An Idealised Morphodynamic Model of a Tidal Inlet and the Adjacent Sea

Abstract

Tidal inlet systems are often highly valuable and sometimes even unique ecosystems. However, field measurements show that tidal inlet systems are sensitive to changing exogenous conditions, such as rising sea levels. This thesis aims to investigate to what extent the adjacent sea influences the stability and equilibrium state of the tidal inlet. A one-dimensional idealised model is used to model the interaction between the sea and the inlet. The water motion is forced by the tide and the inlet is assumed to be narrow and short. At equilibrium, an increasingly sloping bottom is found in the sea and a constantly sloping bottom in the inlet. This equilibrium bottom profile seems to be in reasonable agreement with observations. The sea-inlet bottom profile is less stable than the inlet bottom profile, nevertheless, the sea-inlet bottom profile is still asymptotically linear stable.
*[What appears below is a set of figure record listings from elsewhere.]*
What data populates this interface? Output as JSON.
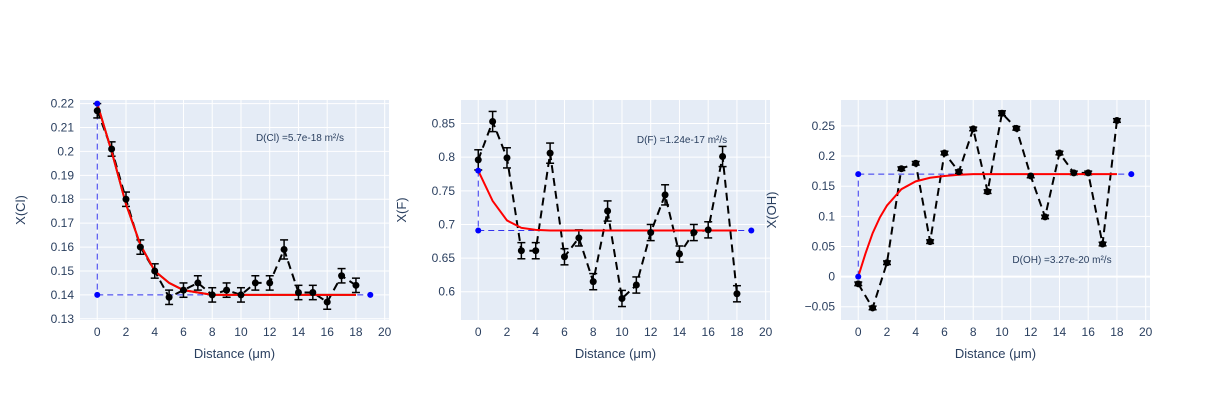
{
  "chart_data": [
    {
      "type": "scatter",
      "xlabel": "Distance (μm)",
      "ylabel": "X(Cl)",
      "annotation": "D(Cl) =5.7e-18 m²/s",
      "xlim": [
        -1.2,
        20.3
      ],
      "ylim": [
        0.1295,
        0.2215
      ],
      "xticks": [
        0,
        2,
        4,
        6,
        8,
        10,
        12,
        14,
        16,
        18,
        20
      ],
      "yticks": [
        0.13,
        0.14,
        0.15,
        0.16,
        0.17,
        0.18,
        0.19,
        0.2,
        0.21,
        0.22
      ],
      "ytick_labels": [
        "0.13",
        "0.14",
        "0.15",
        "0.16",
        "0.17",
        "0.18",
        "0.19",
        "0.2",
        "0.21",
        "0.22"
      ],
      "colors": {
        "data": "#000000",
        "fit": "#ff0000",
        "fit2": "#228b22",
        "guide": "#3333ee",
        "marker": "#0000ff"
      },
      "measured": {
        "x": [
          0,
          1,
          2,
          3,
          4,
          5,
          6,
          7,
          8,
          9,
          10,
          11,
          12,
          13,
          14,
          15,
          16,
          17,
          18
        ],
        "y": [
          0.217,
          0.201,
          0.18,
          0.16,
          0.15,
          0.139,
          0.142,
          0.145,
          0.14,
          0.142,
          0.14,
          0.145,
          0.145,
          0.159,
          0.141,
          0.141,
          0.137,
          0.148,
          0.144
        ],
        "error": [
          0.003,
          0.003,
          0.003,
          0.003,
          0.003,
          0.003,
          0.003,
          0.003,
          0.003,
          0.003,
          0.003,
          0.003,
          0.003,
          0.004,
          0.003,
          0.003,
          0.003,
          0.003,
          0.003
        ]
      },
      "fit": {
        "x": [
          0,
          1,
          2,
          3,
          4,
          5,
          6,
          7,
          8,
          9,
          10,
          11,
          12,
          13,
          14,
          15,
          16,
          17,
          18
        ],
        "y": [
          0.22,
          0.2,
          0.178,
          0.161,
          0.15,
          0.145,
          0.142,
          0.141,
          0.14,
          0.14,
          0.14,
          0.14,
          0.14,
          0.14,
          0.14,
          0.14,
          0.14,
          0.14,
          0.14
        ]
      },
      "guides": {
        "x0": 0,
        "y_init": 0.22,
        "y_bulk": 0.14,
        "x_end": 19
      }
    },
    {
      "type": "scatter",
      "xlabel": "Distance (μm)",
      "ylabel": "X(F)",
      "annotation": "D(F) =1.24e-17 m²/s",
      "xlim": [
        -1.2,
        20.3
      ],
      "ylim": [
        0.558,
        0.885
      ],
      "xticks": [
        0,
        2,
        4,
        6,
        8,
        10,
        12,
        14,
        16,
        18,
        20
      ],
      "yticks": [
        0.6,
        0.65,
        0.7,
        0.75,
        0.8,
        0.85
      ],
      "ytick_labels": [
        "0.6",
        "0.65",
        "0.7",
        "0.75",
        "0.8",
        "0.85"
      ],
      "colors": {
        "data": "#000000",
        "fit": "#ff0000",
        "guide": "#3333ee",
        "marker": "#0000ff"
      },
      "measured": {
        "x": [
          0,
          1,
          2,
          3,
          4,
          5,
          6,
          7,
          8,
          9,
          10,
          11,
          12,
          13,
          14,
          15,
          16,
          17,
          18
        ],
        "y": [
          0.796,
          0.853,
          0.799,
          0.661,
          0.661,
          0.806,
          0.652,
          0.68,
          0.615,
          0.72,
          0.59,
          0.61,
          0.688,
          0.744,
          0.656,
          0.688,
          0.692,
          0.801,
          0.597
        ],
        "error": [
          0.015,
          0.015,
          0.015,
          0.012,
          0.012,
          0.015,
          0.012,
          0.012,
          0.012,
          0.015,
          0.012,
          0.012,
          0.012,
          0.015,
          0.012,
          0.012,
          0.012,
          0.015,
          0.012
        ]
      },
      "fit": {
        "x": [
          0,
          1,
          2,
          3,
          4,
          5,
          6,
          7,
          8,
          9,
          10,
          11,
          12,
          13,
          14,
          15,
          16,
          17,
          18
        ],
        "y": [
          0.78,
          0.735,
          0.706,
          0.695,
          0.692,
          0.691,
          0.691,
          0.691,
          0.691,
          0.691,
          0.691,
          0.691,
          0.691,
          0.691,
          0.691,
          0.691,
          0.691,
          0.691,
          0.691
        ]
      },
      "guides": {
        "x0": 0,
        "y_init": 0.78,
        "y_bulk": 0.691,
        "x_end": 19
      }
    },
    {
      "type": "scatter",
      "xlabel": "Distance (μm)",
      "ylabel": "X(OH)",
      "annotation": "D(OH) =3.27e-20 m²/s",
      "xlim": [
        -1.2,
        20.3
      ],
      "ylim": [
        -0.072,
        0.293
      ],
      "xticks": [
        0,
        2,
        4,
        6,
        8,
        10,
        12,
        14,
        16,
        18,
        20
      ],
      "yticks": [
        -0.05,
        0,
        0.05,
        0.1,
        0.15,
        0.2,
        0.25
      ],
      "ytick_labels": [
        "−0.05",
        "0",
        "0.05",
        "0.1",
        "0.15",
        "0.2",
        "0.25"
      ],
      "colors": {
        "data": "#000000",
        "fit": "#ff0000",
        "guide": "#3333ee",
        "marker": "#0000ff"
      },
      "measured": {
        "x": [
          0,
          1,
          2,
          3,
          4,
          5,
          6,
          7,
          8,
          9,
          10,
          11,
          12,
          13,
          14,
          15,
          16,
          17,
          18
        ],
        "y": [
          -0.012,
          -0.052,
          0.023,
          0.179,
          0.188,
          0.058,
          0.205,
          0.174,
          0.245,
          0.141,
          0.271,
          0.246,
          0.167,
          0.099,
          0.205,
          0.172,
          0.172,
          0.054,
          0.259
        ],
        "error": [
          0.003,
          0.003,
          0.003,
          0.003,
          0.003,
          0.003,
          0.003,
          0.003,
          0.003,
          0.003,
          0.004,
          0.003,
          0.003,
          0.003,
          0.003,
          0.003,
          0.003,
          0.003,
          0.003
        ]
      },
      "fit": {
        "x": [
          0,
          0.5,
          1,
          1.5,
          2,
          3,
          4,
          5,
          6,
          7,
          8,
          9,
          10,
          11,
          12,
          13,
          14,
          15,
          16,
          17,
          18
        ],
        "y": [
          0.0,
          0.038,
          0.072,
          0.098,
          0.118,
          0.145,
          0.158,
          0.164,
          0.167,
          0.169,
          0.17,
          0.17,
          0.17,
          0.17,
          0.17,
          0.17,
          0.17,
          0.17,
          0.17,
          0.17,
          0.17
        ]
      },
      "guides": {
        "x0": 0,
        "y_init": 0.0,
        "y_bulk": 0.17,
        "x_end": 19
      }
    }
  ]
}
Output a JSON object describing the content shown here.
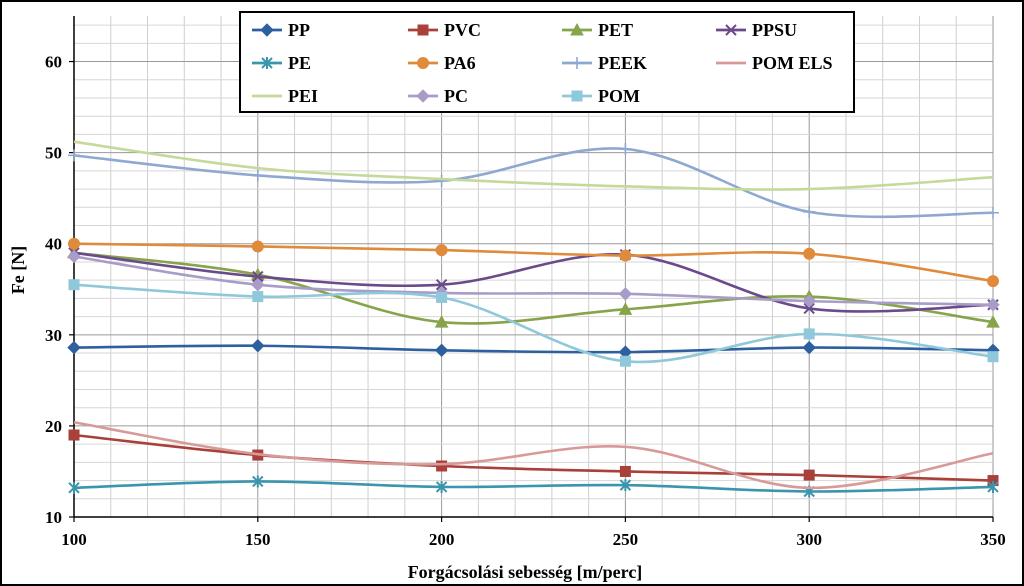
{
  "chart_data": {
    "type": "line",
    "title": "",
    "xlabel": "Forgácsolási sebesség [m/perc]",
    "ylabel": "Fe [N]",
    "xlim": [
      100,
      350
    ],
    "ylim": [
      10,
      65
    ],
    "x_ticks": [
      100,
      150,
      200,
      250,
      300,
      350
    ],
    "y_ticks": [
      10,
      20,
      30,
      40,
      50,
      60
    ],
    "grid": true,
    "legend_position": "top-center",
    "x": [
      100,
      150,
      200,
      250,
      300,
      350
    ],
    "series": [
      {
        "name": "PP",
        "color": "#2e5f9e",
        "marker": "diamond",
        "values": [
          28.6,
          28.8,
          28.3,
          28.1,
          28.6,
          28.3
        ]
      },
      {
        "name": "PVC",
        "color": "#a9403a",
        "marker": "square",
        "values": [
          19.0,
          16.8,
          15.6,
          15.0,
          14.6,
          14.0
        ]
      },
      {
        "name": "PET",
        "color": "#86a44a",
        "marker": "triangle",
        "values": [
          39.0,
          36.6,
          31.4,
          32.8,
          34.2,
          31.4
        ]
      },
      {
        "name": "PPSU",
        "color": "#6b4a8a",
        "marker": "x",
        "values": [
          39.0,
          36.4,
          35.5,
          38.8,
          32.9,
          33.3
        ]
      },
      {
        "name": "PE",
        "color": "#3a95ad",
        "marker": "star",
        "values": [
          13.2,
          13.9,
          13.3,
          13.5,
          12.8,
          13.3
        ]
      },
      {
        "name": "PA6",
        "color": "#e08a3c",
        "marker": "circle",
        "values": [
          40.0,
          39.7,
          39.3,
          38.7,
          38.9,
          35.9
        ]
      },
      {
        "name": "PEEK",
        "color": "#8fa8d0",
        "marker": "plus",
        "values": [
          49.7,
          47.5,
          46.9,
          50.4,
          43.5,
          43.4
        ]
      },
      {
        "name": "POM ELS",
        "color": "#d89a98",
        "marker": "none",
        "values": [
          20.4,
          16.9,
          15.8,
          17.7,
          13.2,
          17.0
        ]
      },
      {
        "name": "PEI",
        "color": "#c4d99a",
        "marker": "none",
        "values": [
          51.2,
          48.3,
          47.1,
          46.3,
          46.0,
          47.3
        ]
      },
      {
        "name": "PC",
        "color": "#a99cc8",
        "marker": "diamond",
        "values": [
          38.6,
          35.5,
          34.6,
          34.5,
          33.7,
          33.3
        ]
      },
      {
        "name": "POM",
        "color": "#8fc8da",
        "marker": "square",
        "values": [
          35.5,
          34.2,
          34.1,
          27.1,
          30.1,
          27.6
        ]
      }
    ]
  }
}
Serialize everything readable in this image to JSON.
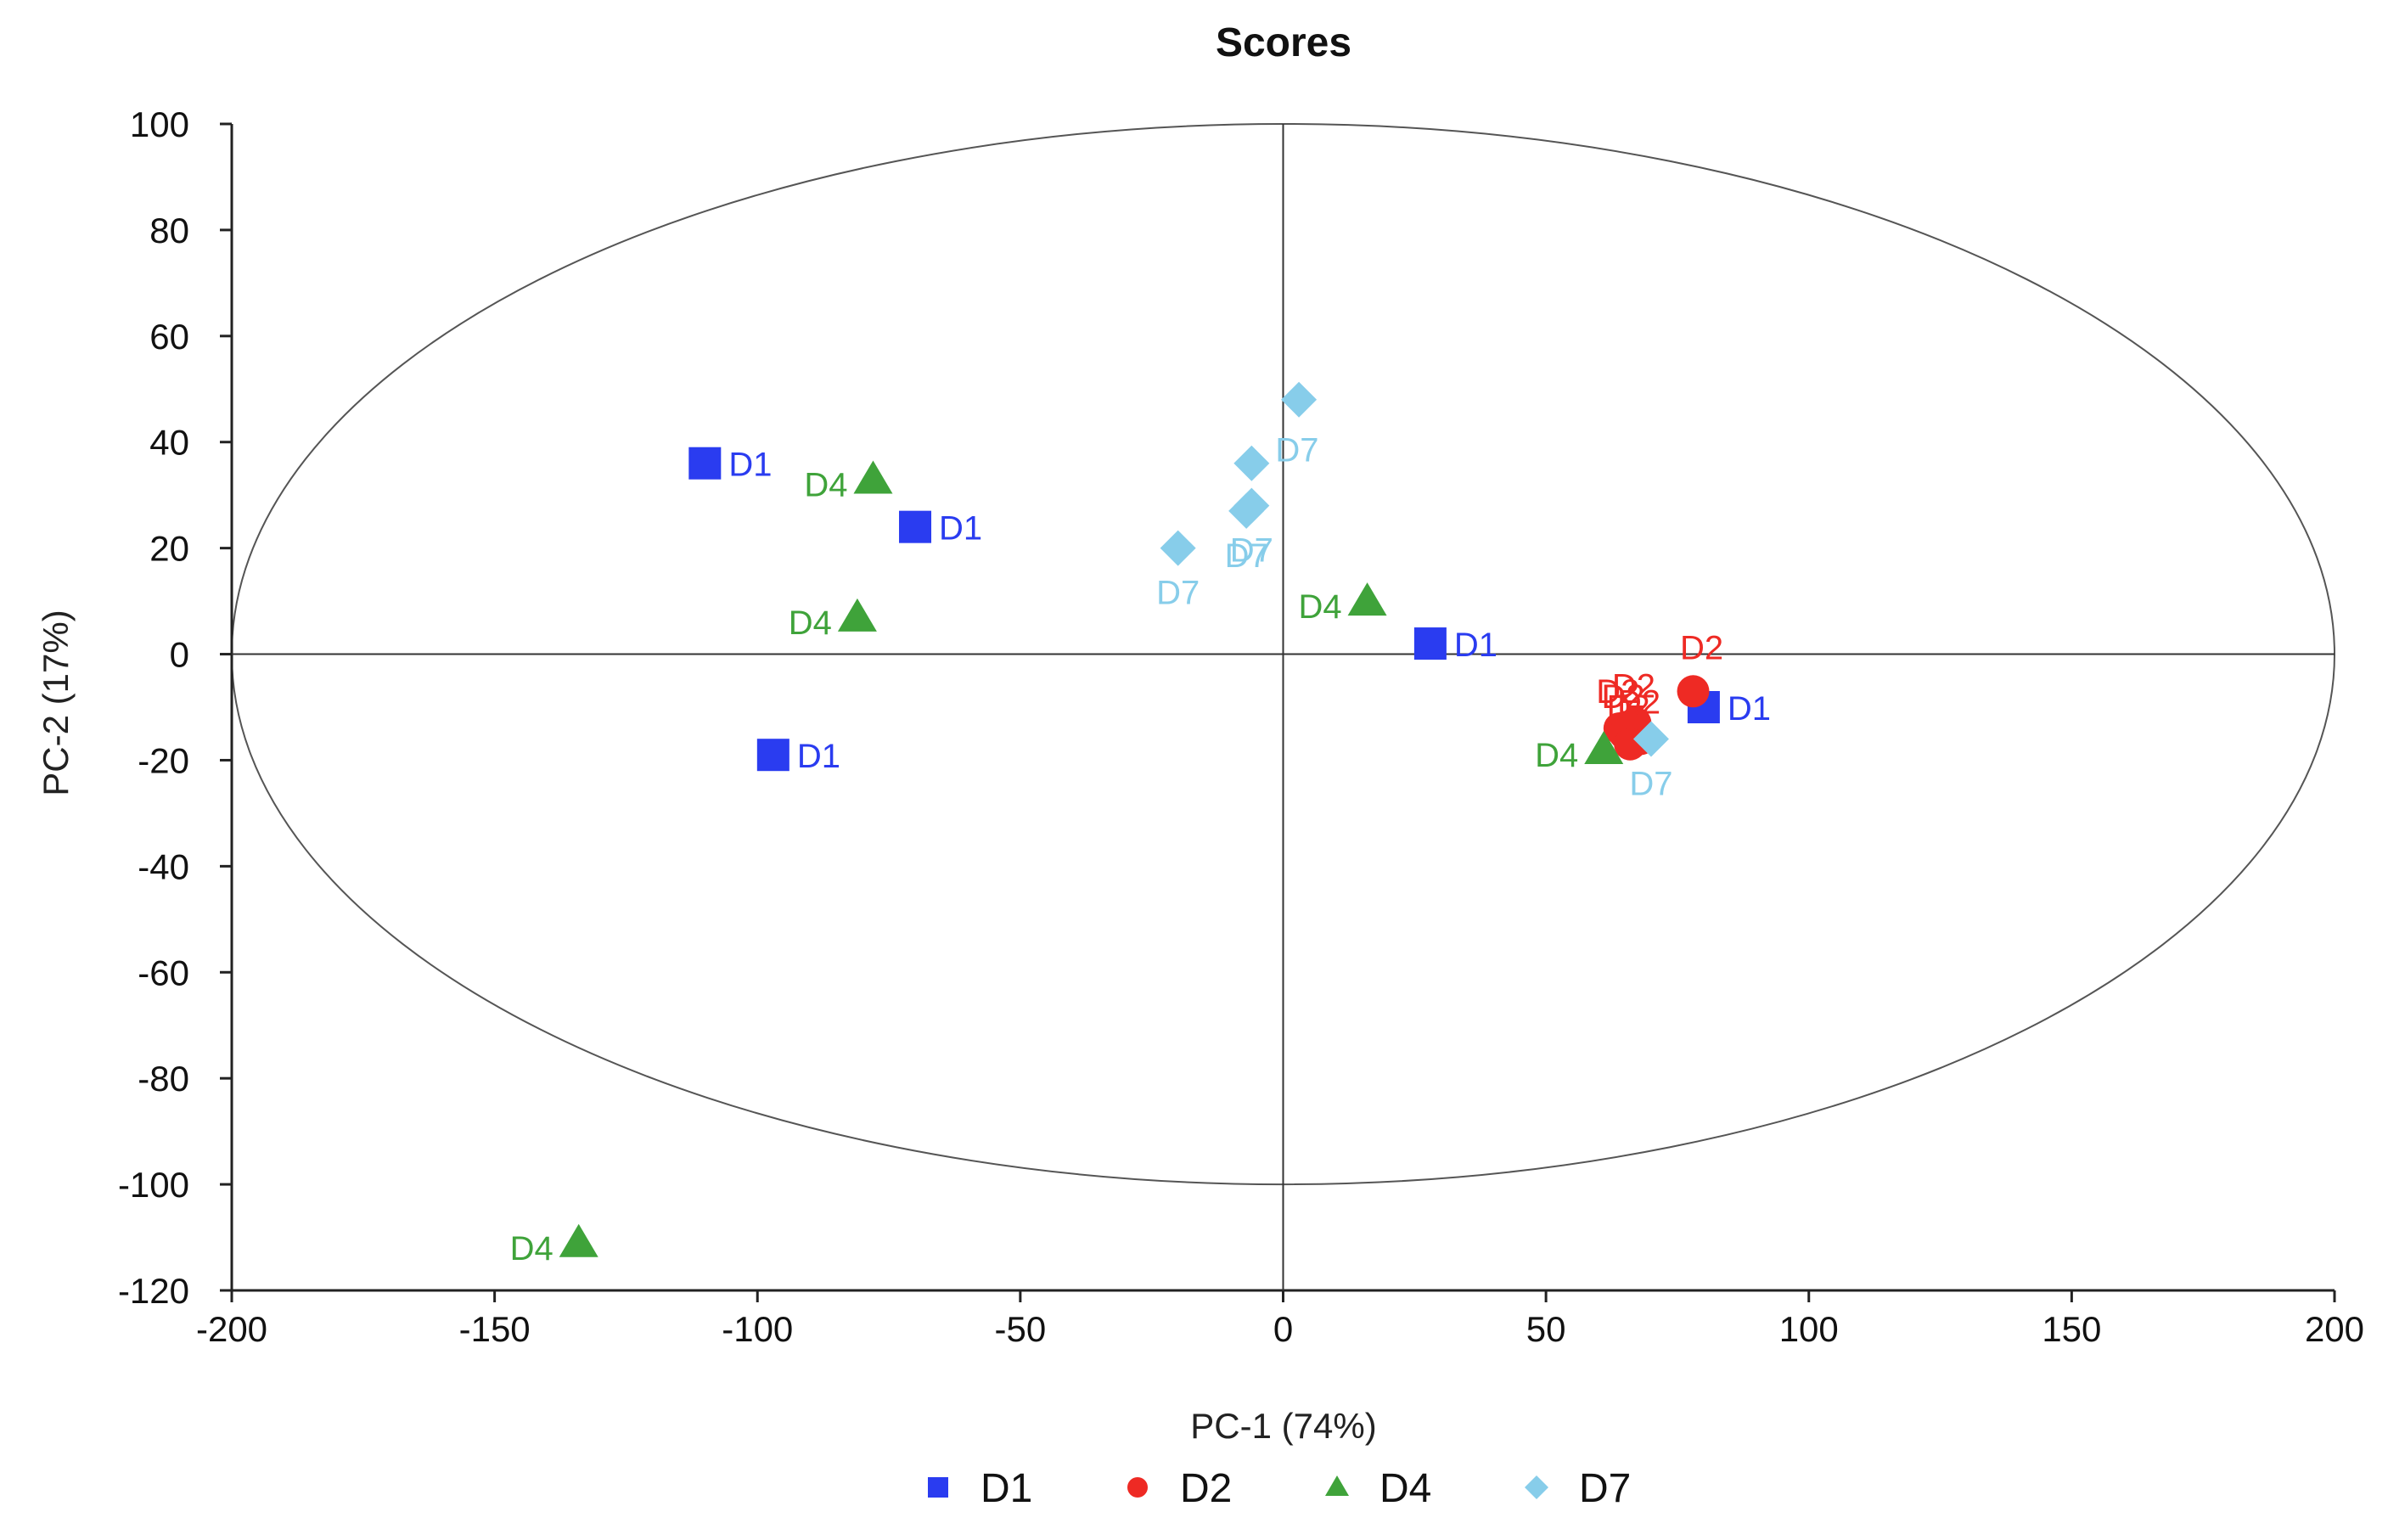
{
  "chart_data": {
    "type": "scatter",
    "title": "Scores",
    "xlabel": "PC-1 (74%)",
    "ylabel": "PC-2 (17%)",
    "xlim": [
      -200,
      200
    ],
    "ylim": [
      -120,
      100
    ],
    "xticks": [
      -200,
      -150,
      -100,
      -50,
      0,
      50,
      100,
      150,
      200
    ],
    "yticks": [
      -120,
      -100,
      -80,
      -60,
      -40,
      -20,
      0,
      20,
      40,
      60,
      80,
      100
    ],
    "grid": false,
    "reference_lines": {
      "x": 0,
      "y": 0
    },
    "ellipse": {
      "center": [
        0,
        0
      ],
      "rx": 200,
      "ry": 100
    },
    "legend_position": "bottom-center",
    "series": [
      {
        "name": "D1",
        "marker": "square",
        "color": "#2a3cf0",
        "points": [
          {
            "x": -110,
            "y": 36,
            "label": "D1"
          },
          {
            "x": -70,
            "y": 24,
            "label": "D1"
          },
          {
            "x": -97,
            "y": -19,
            "label": "D1"
          },
          {
            "x": 28,
            "y": 2,
            "label": "D1"
          },
          {
            "x": 80,
            "y": -10,
            "label": "D1"
          }
        ]
      },
      {
        "name": "D2",
        "marker": "circle",
        "color": "#ee2a24",
        "points": [
          {
            "x": 78,
            "y": -7,
            "label": "D2"
          },
          {
            "x": 64,
            "y": -14,
            "label": "D2"
          },
          {
            "x": 65,
            "y": -15,
            "label": "D2"
          },
          {
            "x": 67,
            "y": -13,
            "label": "D2"
          },
          {
            "x": 68,
            "y": -16,
            "label": "D2"
          },
          {
            "x": 66,
            "y": -17,
            "label": "D2"
          }
        ]
      },
      {
        "name": "D4",
        "marker": "triangle",
        "color": "#3fa33a",
        "points": [
          {
            "x": -78,
            "y": 33,
            "label": "D4"
          },
          {
            "x": -81,
            "y": 7,
            "label": "D4"
          },
          {
            "x": 16,
            "y": 10,
            "label": "D4"
          },
          {
            "x": 61,
            "y": -18,
            "label": "D4"
          },
          {
            "x": -134,
            "y": -111,
            "label": "D4"
          }
        ]
      },
      {
        "name": "D7",
        "marker": "diamond",
        "color": "#87cdea",
        "points": [
          {
            "x": 3,
            "y": 48,
            "label": ""
          },
          {
            "x": -6,
            "y": 36,
            "label": "D7"
          },
          {
            "x": -6,
            "y": 28,
            "label": "D7"
          },
          {
            "x": -20,
            "y": 20,
            "label": "D7"
          },
          {
            "x": -7,
            "y": 27,
            "label": "D7"
          },
          {
            "x": 70,
            "y": -16,
            "label": "D7"
          }
        ]
      }
    ]
  }
}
Moreover, the results in this thesis suggest that for one-dimensional idealised models consisting solely of a tidal inlet, the correct seaward boundary condition is a properly chosen fixed entrance depth. For a two-dimensional semi-infinite sea, it is shown that a Perfectly Matched Layer is a convenient method to incorporate the Sommerfeld radiation condition and that the narrow tidal inlet cannot be modelled as a point source forcing in the two-dimensional sea domain.